Günümüz şartlarında -maalesef öncelikle gençlere- komik görünecektir, ama ilke lazım, -kadınların cinsel organlarının erkek bekçiliğine hasredilmemiş anlamıyla- namus lazım. Hukuku varolmayan uluslararası düzende zayıfın kahredileceği belli. Üstelik dünyanın bugününde, hemen bütün gelişmiş Batı ülkelerinde -onlar kadar gelişmemiş Orta Avrupa’sı, Balkanlar’ı dahil- egemen zihniyete mülteci korkusu yön veriyorken ve bu eğilim ifadesini faşist hareketlerin yükselişinde, normalleşmesinde buluyorken, güçlünün de az buçuk uymak zorunda kalacağı bir hukuk zemininin yaratılması evrensel hedef olmak zorunda.

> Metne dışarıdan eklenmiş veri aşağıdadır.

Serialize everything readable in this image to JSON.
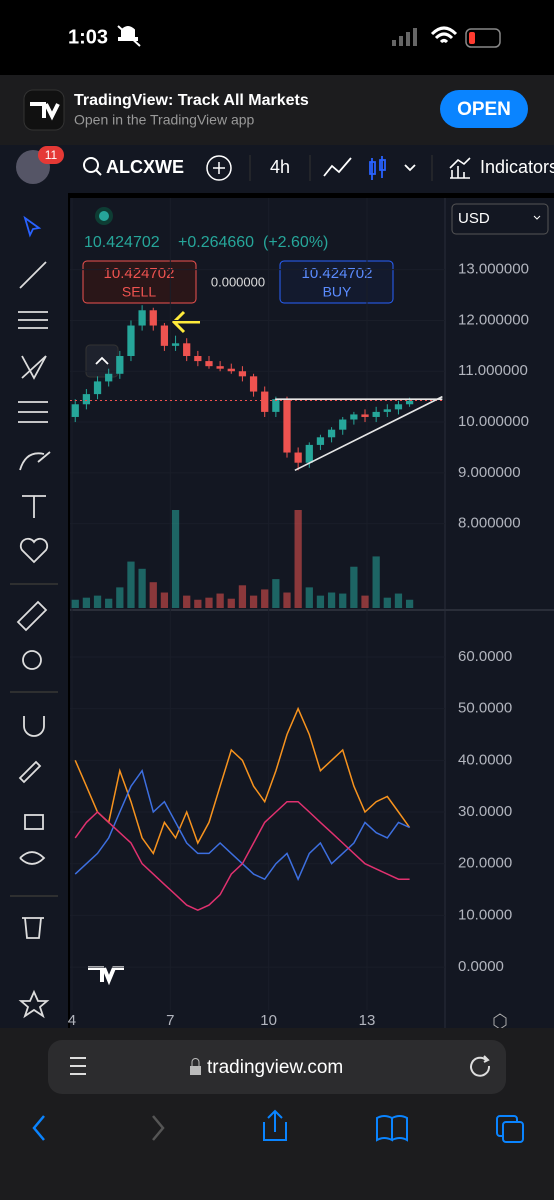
{
  "status_bar": {
    "time": "1:03"
  },
  "banner": {
    "title": "TradingView: Track All Markets",
    "subtitle": "Open in the TradingView app",
    "button": "OPEN"
  },
  "toolbar": {
    "badge": "11",
    "symbol": "ALCXWE",
    "interval": "4h",
    "indicators": "Indicators"
  },
  "currency": "USD",
  "quote": {
    "price": "10.424702",
    "change": "+0.264660",
    "change_pct": "(+2.60%)",
    "sell_price": "10.424702",
    "sell": "SELL",
    "spread": "0.000000",
    "buy_price": "10.424702",
    "buy": "BUY"
  },
  "url": "tradingview.com",
  "chart_data": {
    "type": "candlestick",
    "up_color": "#26a69a",
    "down_color": "#ef5350",
    "x": [
      4.1,
      4.44,
      4.78,
      5.12,
      5.46,
      5.8,
      6.14,
      6.48,
      6.82,
      7.16,
      7.5,
      7.84,
      8.18,
      8.52,
      8.86,
      9.2,
      9.54,
      9.88,
      10.22,
      10.56,
      10.9,
      11.24,
      11.58,
      11.92,
      12.26,
      12.6,
      12.94,
      13.28,
      13.62,
      13.96,
      14.3
    ],
    "open": [
      10.1,
      10.35,
      10.55,
      10.8,
      10.95,
      11.3,
      11.9,
      12.2,
      11.9,
      11.5,
      11.55,
      11.3,
      11.2,
      11.1,
      11.05,
      11.0,
      10.9,
      10.6,
      10.2,
      10.45,
      9.4,
      9.2,
      9.55,
      9.7,
      9.85,
      10.05,
      10.15,
      10.1,
      10.2,
      10.25,
      10.35
    ],
    "high": [
      10.45,
      10.65,
      10.9,
      11.05,
      11.4,
      12.0,
      12.3,
      12.25,
      11.95,
      11.7,
      11.65,
      11.4,
      11.3,
      11.2,
      11.15,
      11.1,
      10.95,
      10.7,
      10.5,
      10.5,
      9.5,
      9.6,
      9.75,
      9.9,
      10.1,
      10.2,
      10.25,
      10.3,
      10.35,
      10.42,
      10.48
    ],
    "low": [
      10.0,
      10.25,
      10.45,
      10.7,
      10.85,
      11.2,
      11.8,
      11.8,
      11.4,
      11.4,
      11.2,
      11.1,
      11.05,
      11.0,
      10.95,
      10.8,
      10.5,
      10.1,
      10.1,
      9.3,
      9.05,
      9.1,
      9.45,
      9.6,
      9.75,
      9.95,
      10.0,
      10.0,
      10.1,
      10.15,
      10.3
    ],
    "close": [
      10.35,
      10.55,
      10.8,
      10.95,
      11.3,
      11.9,
      12.2,
      11.9,
      11.5,
      11.55,
      11.3,
      11.2,
      11.1,
      11.05,
      11.0,
      10.9,
      10.6,
      10.2,
      10.45,
      9.4,
      9.2,
      9.55,
      9.7,
      9.85,
      10.05,
      10.15,
      10.1,
      10.2,
      10.25,
      10.35,
      10.42
    ],
    "volume": [
      8,
      10,
      12,
      9,
      20,
      45,
      38,
      25,
      15,
      95,
      12,
      8,
      10,
      14,
      9,
      22,
      12,
      18,
      28,
      15,
      95,
      20,
      12,
      15,
      14,
      40,
      12,
      50,
      10,
      14,
      8
    ],
    "last_price": 10.424702,
    "trend_line": {
      "x": [
        10.8,
        15.3
      ],
      "y": [
        9.05,
        10.5
      ]
    },
    "resistance_line": {
      "x": [
        10.2,
        15.3
      ],
      "y": [
        10.45,
        10.45
      ]
    },
    "xlim": [
      3.94,
      15.38
    ],
    "xticks": [
      4,
      7,
      10,
      13
    ],
    "ylim": [
      6.34,
      14.41
    ],
    "yticks": [
      {
        "value": 13,
        "label": "13.000000"
      },
      {
        "value": 12,
        "label": "12.000000"
      },
      {
        "value": 11,
        "label": "11.000000"
      },
      {
        "value": 10,
        "label": "10.000000"
      },
      {
        "value": 9,
        "label": "9.000000"
      },
      {
        "value": 8,
        "label": "8.000000"
      }
    ],
    "indicator": {
      "ylim": [
        -8.3,
        68.7
      ],
      "yticks": [
        {
          "value": 60,
          "label": "60.0000"
        },
        {
          "value": 50,
          "label": "50.0000"
        },
        {
          "value": 40,
          "label": "40.0000"
        },
        {
          "value": 30,
          "label": "30.0000"
        },
        {
          "value": 20,
          "label": "20.0000"
        },
        {
          "value": 10,
          "label": "10.0000"
        },
        {
          "value": 0,
          "label": "0.0000"
        }
      ],
      "series": [
        {
          "color": "#f7931e",
          "values": [
            40,
            35,
            30,
            28,
            38,
            32,
            25,
            22,
            28,
            25,
            30,
            24,
            28,
            35,
            42,
            40,
            35,
            32,
            38,
            45,
            50,
            45,
            38,
            40,
            42,
            35,
            30,
            32,
            33,
            30,
            27
          ]
        },
        {
          "color": "#3d6fe0",
          "values": [
            18,
            20,
            22,
            25,
            30,
            35,
            38,
            30,
            32,
            28,
            24,
            22,
            22,
            24,
            22,
            20,
            18,
            17,
            20,
            22,
            17,
            22,
            24,
            20,
            22,
            24,
            28,
            26,
            25,
            28,
            27
          ]
        },
        {
          "color": "#e0316f",
          "values": [
            25,
            28,
            30,
            28,
            26,
            24,
            20,
            18,
            16,
            14,
            12,
            11,
            12,
            14,
            18,
            20,
            24,
            28,
            30,
            32,
            32,
            30,
            28,
            26,
            24,
            22,
            20,
            19,
            18,
            17,
            17
          ]
        }
      ]
    }
  }
}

Bu, biz sıradan insanların sonuca vardırabileceği iş değil. Fakat bütün dünyada harekete geçebilenler önlerine böyle bir hedef koymak ve kendi devletlerini sıkıştırmak zorunda.
Devlet demişken… Sekiz gün yas ilan ettim, 18 saat içinde İsrail ateşi kesmezse yarın Tel Aviv’deyim, en kahraman benim.